One thing I noticed about Reza's video is he appears to be working with linen.  He could shrink the fullness out of his seams, but couldn't shrink away the resulting "bubble".  So he puts the "bubble" in a less conspicuous place in order to get a better looking shoulder.  With wool, you can probably do more shrinking so the traditional approach works better.

I agree it would be interesting to see the idea on different body types.  Reza looks like he has very hollow shoulders, but that doesn't mean everyone else does.

Terri, I know you've used a similar displaced shoulder seam position in making period costumes.  What's your experience in getting it to fit well?

Greger

Poulin's book has a concave in back shoulder seam (3/8 inch) and convex in the front (1/2-inch drop at shoulder end).

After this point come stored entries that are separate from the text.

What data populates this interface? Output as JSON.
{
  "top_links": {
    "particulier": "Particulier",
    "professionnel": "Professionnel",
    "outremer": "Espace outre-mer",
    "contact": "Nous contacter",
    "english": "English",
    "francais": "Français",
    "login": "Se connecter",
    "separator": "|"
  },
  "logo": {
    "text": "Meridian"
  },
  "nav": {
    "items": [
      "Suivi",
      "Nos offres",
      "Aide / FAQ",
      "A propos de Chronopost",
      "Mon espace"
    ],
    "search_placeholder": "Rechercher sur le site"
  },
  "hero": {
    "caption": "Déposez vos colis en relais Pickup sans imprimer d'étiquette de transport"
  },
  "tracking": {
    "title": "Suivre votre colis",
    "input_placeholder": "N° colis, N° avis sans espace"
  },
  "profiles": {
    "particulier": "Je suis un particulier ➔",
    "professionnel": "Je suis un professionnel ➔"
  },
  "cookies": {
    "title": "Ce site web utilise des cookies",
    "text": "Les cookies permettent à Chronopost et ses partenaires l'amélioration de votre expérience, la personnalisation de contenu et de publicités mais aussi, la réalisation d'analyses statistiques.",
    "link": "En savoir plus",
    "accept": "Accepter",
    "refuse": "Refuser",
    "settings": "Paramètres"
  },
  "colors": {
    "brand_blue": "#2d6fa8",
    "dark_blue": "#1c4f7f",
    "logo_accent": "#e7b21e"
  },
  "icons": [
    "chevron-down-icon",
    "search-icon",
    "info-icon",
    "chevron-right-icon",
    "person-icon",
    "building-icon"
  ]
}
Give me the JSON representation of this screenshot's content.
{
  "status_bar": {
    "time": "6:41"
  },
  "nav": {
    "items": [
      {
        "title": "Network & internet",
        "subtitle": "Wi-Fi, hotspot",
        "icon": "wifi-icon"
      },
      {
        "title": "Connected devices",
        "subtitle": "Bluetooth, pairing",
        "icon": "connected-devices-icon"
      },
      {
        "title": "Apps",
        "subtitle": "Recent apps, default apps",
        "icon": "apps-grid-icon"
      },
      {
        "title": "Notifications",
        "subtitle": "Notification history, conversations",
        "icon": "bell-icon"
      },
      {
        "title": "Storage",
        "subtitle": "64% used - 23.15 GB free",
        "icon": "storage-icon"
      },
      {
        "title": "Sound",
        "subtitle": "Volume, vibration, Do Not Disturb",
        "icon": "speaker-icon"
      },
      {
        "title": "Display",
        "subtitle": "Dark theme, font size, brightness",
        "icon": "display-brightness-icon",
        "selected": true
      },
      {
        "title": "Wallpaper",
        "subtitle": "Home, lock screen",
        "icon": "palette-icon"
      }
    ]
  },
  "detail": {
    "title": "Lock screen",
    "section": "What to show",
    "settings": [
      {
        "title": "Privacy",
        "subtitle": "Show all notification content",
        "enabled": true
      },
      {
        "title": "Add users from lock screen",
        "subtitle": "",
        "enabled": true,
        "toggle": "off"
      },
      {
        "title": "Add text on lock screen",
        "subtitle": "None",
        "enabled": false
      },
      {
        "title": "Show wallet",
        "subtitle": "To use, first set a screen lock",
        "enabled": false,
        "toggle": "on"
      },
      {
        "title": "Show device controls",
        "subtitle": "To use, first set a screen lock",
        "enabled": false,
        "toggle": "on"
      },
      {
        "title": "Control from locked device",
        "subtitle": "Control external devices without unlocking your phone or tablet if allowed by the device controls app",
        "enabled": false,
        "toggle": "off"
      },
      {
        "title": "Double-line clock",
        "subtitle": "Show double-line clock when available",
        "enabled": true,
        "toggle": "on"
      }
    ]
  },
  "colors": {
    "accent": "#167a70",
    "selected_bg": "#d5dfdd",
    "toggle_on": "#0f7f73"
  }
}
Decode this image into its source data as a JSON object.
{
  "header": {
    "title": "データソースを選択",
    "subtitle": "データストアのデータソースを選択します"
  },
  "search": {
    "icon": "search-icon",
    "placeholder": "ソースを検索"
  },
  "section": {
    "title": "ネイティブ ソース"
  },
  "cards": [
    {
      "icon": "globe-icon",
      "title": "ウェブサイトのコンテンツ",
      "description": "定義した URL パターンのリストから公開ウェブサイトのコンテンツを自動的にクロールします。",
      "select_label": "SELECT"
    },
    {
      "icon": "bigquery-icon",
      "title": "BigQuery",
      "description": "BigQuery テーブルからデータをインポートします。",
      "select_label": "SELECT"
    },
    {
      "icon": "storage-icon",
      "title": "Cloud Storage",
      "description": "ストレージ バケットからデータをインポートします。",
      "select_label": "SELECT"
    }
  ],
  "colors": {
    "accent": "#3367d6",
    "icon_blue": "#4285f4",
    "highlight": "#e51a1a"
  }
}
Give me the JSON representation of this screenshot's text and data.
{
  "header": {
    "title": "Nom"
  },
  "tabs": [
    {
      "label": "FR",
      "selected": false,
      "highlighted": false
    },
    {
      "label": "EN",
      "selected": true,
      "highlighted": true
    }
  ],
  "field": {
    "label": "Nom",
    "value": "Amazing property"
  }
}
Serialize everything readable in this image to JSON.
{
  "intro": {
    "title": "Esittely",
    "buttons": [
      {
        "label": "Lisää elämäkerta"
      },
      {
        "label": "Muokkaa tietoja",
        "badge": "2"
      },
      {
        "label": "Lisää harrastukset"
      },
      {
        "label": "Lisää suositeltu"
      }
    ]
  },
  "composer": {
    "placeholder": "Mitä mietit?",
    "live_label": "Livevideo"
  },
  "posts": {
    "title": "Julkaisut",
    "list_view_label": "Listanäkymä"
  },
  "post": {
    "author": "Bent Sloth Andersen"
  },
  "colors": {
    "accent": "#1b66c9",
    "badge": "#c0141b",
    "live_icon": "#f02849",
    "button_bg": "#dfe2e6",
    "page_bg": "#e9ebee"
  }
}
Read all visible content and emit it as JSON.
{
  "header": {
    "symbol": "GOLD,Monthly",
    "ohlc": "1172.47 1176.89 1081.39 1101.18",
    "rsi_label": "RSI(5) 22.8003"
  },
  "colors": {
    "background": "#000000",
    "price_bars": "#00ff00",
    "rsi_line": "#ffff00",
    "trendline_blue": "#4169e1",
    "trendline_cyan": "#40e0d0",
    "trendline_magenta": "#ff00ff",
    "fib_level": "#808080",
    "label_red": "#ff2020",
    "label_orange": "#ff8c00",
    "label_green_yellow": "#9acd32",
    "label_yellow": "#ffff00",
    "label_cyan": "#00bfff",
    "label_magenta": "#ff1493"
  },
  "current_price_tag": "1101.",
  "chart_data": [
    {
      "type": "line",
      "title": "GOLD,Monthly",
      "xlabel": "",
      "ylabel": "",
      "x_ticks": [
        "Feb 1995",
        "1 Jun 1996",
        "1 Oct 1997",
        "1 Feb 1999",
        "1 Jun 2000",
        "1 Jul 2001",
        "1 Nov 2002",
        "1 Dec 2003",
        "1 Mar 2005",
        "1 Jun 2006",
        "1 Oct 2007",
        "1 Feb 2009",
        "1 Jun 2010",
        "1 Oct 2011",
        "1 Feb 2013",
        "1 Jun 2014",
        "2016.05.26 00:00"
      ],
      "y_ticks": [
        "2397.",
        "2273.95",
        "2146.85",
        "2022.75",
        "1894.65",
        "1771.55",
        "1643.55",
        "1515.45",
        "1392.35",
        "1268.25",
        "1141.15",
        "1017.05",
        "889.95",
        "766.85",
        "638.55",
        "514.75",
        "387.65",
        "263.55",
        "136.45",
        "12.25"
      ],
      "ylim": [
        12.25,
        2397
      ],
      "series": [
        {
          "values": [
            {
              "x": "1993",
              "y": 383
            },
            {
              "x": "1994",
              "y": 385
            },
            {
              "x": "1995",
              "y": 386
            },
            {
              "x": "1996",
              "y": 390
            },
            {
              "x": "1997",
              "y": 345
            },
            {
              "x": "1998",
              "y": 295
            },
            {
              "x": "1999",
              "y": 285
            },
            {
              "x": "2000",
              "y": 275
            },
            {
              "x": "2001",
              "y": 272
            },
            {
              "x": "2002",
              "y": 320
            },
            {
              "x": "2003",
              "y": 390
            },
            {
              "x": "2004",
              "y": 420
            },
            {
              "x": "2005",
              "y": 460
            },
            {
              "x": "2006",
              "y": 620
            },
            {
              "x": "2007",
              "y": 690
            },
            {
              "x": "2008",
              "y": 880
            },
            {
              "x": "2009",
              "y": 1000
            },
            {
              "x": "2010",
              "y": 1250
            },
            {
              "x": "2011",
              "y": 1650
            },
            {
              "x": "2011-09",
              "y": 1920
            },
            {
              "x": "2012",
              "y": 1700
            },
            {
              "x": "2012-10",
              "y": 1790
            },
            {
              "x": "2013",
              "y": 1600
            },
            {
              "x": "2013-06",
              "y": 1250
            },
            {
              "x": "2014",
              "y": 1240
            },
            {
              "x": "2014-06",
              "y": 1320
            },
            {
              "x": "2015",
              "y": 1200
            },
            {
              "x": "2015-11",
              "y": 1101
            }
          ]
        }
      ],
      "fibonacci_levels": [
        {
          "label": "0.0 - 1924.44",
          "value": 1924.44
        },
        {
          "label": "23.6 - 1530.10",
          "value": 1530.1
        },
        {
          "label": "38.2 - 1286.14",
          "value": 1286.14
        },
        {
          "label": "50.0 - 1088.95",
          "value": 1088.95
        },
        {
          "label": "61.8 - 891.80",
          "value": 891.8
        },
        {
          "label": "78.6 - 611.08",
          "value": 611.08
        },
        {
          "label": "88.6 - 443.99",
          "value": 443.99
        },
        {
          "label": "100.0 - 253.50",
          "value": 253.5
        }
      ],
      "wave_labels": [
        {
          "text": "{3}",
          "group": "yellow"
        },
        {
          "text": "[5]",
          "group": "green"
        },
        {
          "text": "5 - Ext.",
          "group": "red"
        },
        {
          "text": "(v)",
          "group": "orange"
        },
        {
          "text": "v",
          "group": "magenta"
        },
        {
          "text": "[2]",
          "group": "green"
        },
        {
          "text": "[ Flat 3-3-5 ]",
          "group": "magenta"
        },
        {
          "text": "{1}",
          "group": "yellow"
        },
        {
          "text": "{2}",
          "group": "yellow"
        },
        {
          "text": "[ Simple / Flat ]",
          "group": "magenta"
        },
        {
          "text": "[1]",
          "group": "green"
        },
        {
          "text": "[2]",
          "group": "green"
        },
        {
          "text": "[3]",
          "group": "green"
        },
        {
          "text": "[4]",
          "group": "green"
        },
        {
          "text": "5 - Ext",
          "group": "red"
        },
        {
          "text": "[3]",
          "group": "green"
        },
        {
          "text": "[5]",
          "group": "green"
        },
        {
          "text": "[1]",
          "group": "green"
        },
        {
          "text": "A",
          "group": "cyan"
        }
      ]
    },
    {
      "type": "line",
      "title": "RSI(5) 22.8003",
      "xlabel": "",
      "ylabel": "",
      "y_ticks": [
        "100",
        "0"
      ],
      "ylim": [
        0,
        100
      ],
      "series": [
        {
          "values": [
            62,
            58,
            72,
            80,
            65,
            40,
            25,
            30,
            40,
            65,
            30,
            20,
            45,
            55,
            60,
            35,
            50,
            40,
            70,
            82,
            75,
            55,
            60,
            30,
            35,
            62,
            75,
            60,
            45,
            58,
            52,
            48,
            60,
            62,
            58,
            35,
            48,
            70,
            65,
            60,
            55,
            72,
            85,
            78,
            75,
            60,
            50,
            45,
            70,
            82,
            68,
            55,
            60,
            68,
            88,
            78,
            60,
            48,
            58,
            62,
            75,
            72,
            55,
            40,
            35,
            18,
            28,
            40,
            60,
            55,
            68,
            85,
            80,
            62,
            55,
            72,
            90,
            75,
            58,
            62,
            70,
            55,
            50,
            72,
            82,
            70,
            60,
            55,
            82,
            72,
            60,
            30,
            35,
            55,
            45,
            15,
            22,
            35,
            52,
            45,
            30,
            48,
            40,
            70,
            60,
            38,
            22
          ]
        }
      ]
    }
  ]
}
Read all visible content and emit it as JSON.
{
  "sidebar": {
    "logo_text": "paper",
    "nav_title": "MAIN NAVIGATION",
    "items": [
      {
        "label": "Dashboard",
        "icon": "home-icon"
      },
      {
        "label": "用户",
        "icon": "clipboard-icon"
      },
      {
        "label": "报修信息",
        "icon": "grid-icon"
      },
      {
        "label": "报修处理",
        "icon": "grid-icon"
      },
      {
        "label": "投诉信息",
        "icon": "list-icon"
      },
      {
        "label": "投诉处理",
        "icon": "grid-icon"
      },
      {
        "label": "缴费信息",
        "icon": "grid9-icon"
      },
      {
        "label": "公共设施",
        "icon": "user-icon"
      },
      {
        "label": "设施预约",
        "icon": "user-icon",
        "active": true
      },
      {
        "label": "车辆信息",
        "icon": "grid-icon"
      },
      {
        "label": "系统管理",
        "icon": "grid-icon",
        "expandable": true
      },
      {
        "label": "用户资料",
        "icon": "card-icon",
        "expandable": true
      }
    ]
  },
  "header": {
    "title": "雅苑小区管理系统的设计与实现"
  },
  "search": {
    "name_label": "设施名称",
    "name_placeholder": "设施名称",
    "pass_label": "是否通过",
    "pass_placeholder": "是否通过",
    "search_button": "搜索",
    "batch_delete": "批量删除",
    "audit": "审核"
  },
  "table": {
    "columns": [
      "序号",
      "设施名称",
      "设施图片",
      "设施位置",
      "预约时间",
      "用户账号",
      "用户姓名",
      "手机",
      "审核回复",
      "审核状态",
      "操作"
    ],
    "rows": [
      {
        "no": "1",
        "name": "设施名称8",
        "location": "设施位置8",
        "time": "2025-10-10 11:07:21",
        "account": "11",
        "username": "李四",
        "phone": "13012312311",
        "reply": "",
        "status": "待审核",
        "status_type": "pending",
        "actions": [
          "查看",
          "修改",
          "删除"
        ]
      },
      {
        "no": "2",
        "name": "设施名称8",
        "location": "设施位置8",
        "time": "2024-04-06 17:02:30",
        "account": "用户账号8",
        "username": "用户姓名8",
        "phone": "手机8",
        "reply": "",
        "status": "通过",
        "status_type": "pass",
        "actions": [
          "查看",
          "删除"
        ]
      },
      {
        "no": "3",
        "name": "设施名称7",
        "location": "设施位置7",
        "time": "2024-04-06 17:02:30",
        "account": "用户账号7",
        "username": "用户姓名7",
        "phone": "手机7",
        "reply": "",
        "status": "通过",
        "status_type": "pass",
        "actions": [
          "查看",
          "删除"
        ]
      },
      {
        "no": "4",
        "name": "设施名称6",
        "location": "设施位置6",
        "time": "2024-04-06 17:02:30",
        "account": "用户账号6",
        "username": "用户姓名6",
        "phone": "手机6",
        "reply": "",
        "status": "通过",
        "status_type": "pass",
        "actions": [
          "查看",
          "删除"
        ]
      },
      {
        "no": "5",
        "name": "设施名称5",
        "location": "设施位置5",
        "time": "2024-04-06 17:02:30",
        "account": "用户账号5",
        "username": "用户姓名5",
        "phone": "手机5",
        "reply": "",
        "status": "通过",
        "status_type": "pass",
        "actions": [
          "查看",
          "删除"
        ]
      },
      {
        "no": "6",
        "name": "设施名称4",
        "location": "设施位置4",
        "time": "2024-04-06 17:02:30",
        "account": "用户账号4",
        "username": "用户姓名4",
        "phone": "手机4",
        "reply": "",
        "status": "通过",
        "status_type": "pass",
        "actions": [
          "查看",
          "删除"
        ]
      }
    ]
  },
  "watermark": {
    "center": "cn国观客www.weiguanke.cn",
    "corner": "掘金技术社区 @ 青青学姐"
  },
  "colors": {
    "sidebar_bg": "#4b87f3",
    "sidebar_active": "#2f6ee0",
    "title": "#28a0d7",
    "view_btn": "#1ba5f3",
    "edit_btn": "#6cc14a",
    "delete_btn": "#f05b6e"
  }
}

The fitting might change it. How you do your canvas can certainly change it. I think some tailors run their canvases over the shoulder more than four inches to skip a shoulder pad. And you don't want the shoulder ends to collapse over time. Always that pristine look. Narrow shoulder people, so their head looks big, some tailors extend the shoulders. The armhole has to be cut correct and the sleeve with it, or it doesn't look good. The canvas makes a difference. For example, you might want to bring the sleeve seam in over the shoulder and have a huge sleeve cap. When done well these are very nice looking. Suggest wool for these that shrinks a lot.